A diver hired by the Canada Border Services Agency discovered the cocaine in the Arica’s sea chest two hours later.
Buckle said the evidence shows that Lambert played a management or leadership role in the “logistically challenging” operation and brought Bailey in because of his diving experience. She said Bailey was actively involved in the planning – tracking the vessel’s movements and researching and sourcing diving equipment - and in the diving in both Montreal and Halifax.
The judge said Bailey had essentially no prior criminal record, with only one unrelated conviction about 30 years ago, and was vulnerable to becoming involved in the enterprise because of a longtime addiction to painkillers and his financial difficulties.

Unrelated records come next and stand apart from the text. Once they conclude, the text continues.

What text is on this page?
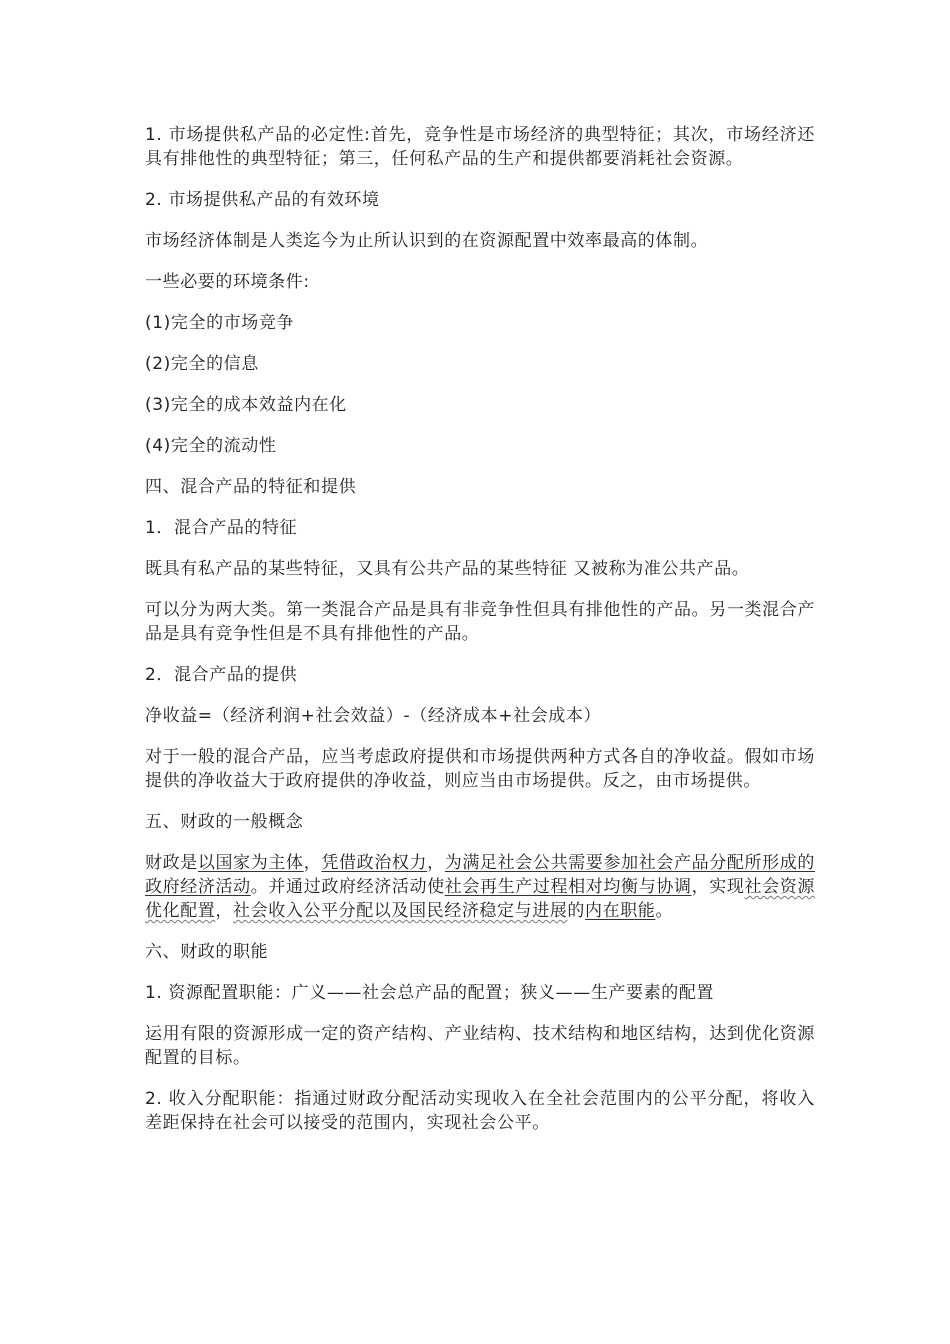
1. 市场提供私产品的必定性:首先，竞争性是市场经济的典型特征；其次，市场经济还具有排他性的典型特征；第三，任何私产品的生产和提供都要消耗社会资源。

2. 市场提供私产品的有效环境

市场经济体制是人类迄今为止所认识到的在资源配置中效率最高的体制。

一些必要的环境条件:

(1)完全的市场竞争

(2)完全的信息

(3)完全的成本效益内在化

(4)完全的流动性

四、混合产品的特征和提供

1．混合产品的特征

既具有私产品的某些特征，又具有公共产品的某些特征 又被称为准公共产品。

可以分为两大类。第一类混合产品是具有非竞争性但具有排他性的产品。另一类混合产品是具有竞争性但是不具有排他性的产品。

2．混合产品的提供

净收益=（经济利润+社会效益）-（经济成本+社会成本）

对于一般的混合产品，应当考虑政府提供和市场提供两种方式各自的净收益。假如市场提供的净收益大于政府提供的净收益，则应当由市场提供。反之，由市场提供。

五、财政的一般概念

财政是以国家为主体，凭借政治权力，为满足社会公共需要参加社会产品分配所形成的政府经济活动。并通过政府经济活动使社会再生产过程相对均衡与协调，实现社会资源优化配置，社会收入公平分配以及国民经济稳定与进展的内在职能。

六、财政的职能

1. 资源配置职能：广义——社会总产品的配置；狭义——生产要素的配置

运用有限的资源形成一定的资产结构、产业结构、技术结构和地区结构，达到优化资源配置的目标。

2. 收入分配职能：指通过财政分配活动实现收入在全社会范围内的公平分配，将收入差距保持在社会可以接受的范围内，实现社会公平。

On June 1, 2018, the day Bailey took a flight from B.C. to Montreal, he sent a text to someone saying he was looking at a six-digit payday if he made it back to Vancouver with the package he was going to pick up. In another text a few days later, he said he was collecting a $4-million score and $500,000 was for him.
“Profit was clearly the motive for the offence,” Buckle said.
“Mr. Bailey’s role was less than his co-accused, Mr. Lambert. He was not at the height of the importing or trafficking hierarchy. He was also not simply a mule carrying drugs over a border for a fee. The recovery team was crucial to the scheme to bring the drugs into Canada. He was a crucial member of that team but was not its leader.”
Crown attorney Angela Nimmo argued for a sentence of 13 to 14 years, while defence lawyer Patrick MacEwen recommended eight to 10 years.
At trial, the judge found a "variety" of violations of Bailey’s charter rights and excluded some evidence. She said police did not have reasonable grounds to arrest Bailey, delayed his right to speak to counsel and left him alone in a room at the police station in his wet dive suit for about two hours.
“The circumstances from Mr. Bailey’s perspective were accurately summarized by his counsel,” Buckle said in her decision. “He was cold and wet. He had no idea how long he would be held in that condition. He had no idea when he would be permitted to speak to counsel and knew that no one other than his co-accused, who was also in custody, knew that he had been arrested.”
She said “the absence of action” by police amounts to mistreatment and is “completely unacceptable.”
“The fact that I granted a trial remedy for these breaches does not preclude me from considering them at sentencing. I am satisfied that these breaches warrant sentence mitigation. Mr. Bailey suffered hardship or punishment at the hands of the state. The way he was treated falls far short of how we expect people in custody to be treated.”